Is this the right forum for concerns about the standard library?
gzip compression, using class GzipFile from gzip.py, by default
inserts a timestamp to the compressed stream. If the optional
argument mtime is absent or None, then the current time is used [1].
This makes outputs non-deterministic, which can badly confuse
unsuspecting users: If you run “diff” over two outputs to see
whether they are unaffected by changes in your application,
then you would not expect that the *.gz binaries differ just
because they were created at different times.
I’d propose to introduce a new constant NO_TIMESTAMP as
possible value of mtime.
Furthermore, if policy about API changes allows, I’d suggest
that NO_TIMESTAMP become the new default value for mtime.
How to proceed from here?

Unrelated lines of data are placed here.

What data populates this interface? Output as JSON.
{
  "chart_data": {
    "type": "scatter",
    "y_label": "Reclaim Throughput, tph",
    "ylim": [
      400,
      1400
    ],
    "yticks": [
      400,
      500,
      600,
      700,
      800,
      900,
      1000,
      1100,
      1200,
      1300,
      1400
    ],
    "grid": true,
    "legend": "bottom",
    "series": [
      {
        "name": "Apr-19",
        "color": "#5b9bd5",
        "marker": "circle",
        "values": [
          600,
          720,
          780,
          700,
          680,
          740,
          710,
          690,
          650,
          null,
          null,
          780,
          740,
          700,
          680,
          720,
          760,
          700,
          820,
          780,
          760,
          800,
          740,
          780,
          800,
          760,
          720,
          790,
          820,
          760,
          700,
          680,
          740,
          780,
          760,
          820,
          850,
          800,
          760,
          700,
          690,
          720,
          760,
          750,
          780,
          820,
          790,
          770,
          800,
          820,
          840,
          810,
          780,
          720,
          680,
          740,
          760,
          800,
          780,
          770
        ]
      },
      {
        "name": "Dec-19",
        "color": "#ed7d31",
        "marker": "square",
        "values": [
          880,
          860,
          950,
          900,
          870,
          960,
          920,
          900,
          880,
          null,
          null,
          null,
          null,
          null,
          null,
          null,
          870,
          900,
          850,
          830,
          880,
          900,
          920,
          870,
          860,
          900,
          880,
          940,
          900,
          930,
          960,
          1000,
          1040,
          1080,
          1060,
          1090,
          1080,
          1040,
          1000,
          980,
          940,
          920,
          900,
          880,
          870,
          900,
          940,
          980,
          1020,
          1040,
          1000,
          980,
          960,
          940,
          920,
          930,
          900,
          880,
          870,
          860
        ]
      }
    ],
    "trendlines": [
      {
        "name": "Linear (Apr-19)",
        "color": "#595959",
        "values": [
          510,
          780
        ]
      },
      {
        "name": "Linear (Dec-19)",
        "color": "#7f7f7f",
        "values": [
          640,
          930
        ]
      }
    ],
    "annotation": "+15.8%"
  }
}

Is this the kind of proposals that
has to go through a PEP?
Could most of the benefit not be achieved by simply adding an explanation to the documentation, suggesting that if you need deterministic output you should pass mtime=0?
I have no opinion on the question of changing the default, as I’ve never needed gzip output to be deterministic.
Thanks for mtime=0. I wasn’t aware of that possibility. Does it prevent the timestamp from being written, or does it expand to a constant (incorrect, but almost always inconsequential) date? Epoch = 1970?
According to the docs here, “All gzip compressed streams are required to contain this timestamp field”. So it inserts a timestamp of 0, because you can’t omit the timestamp altogether.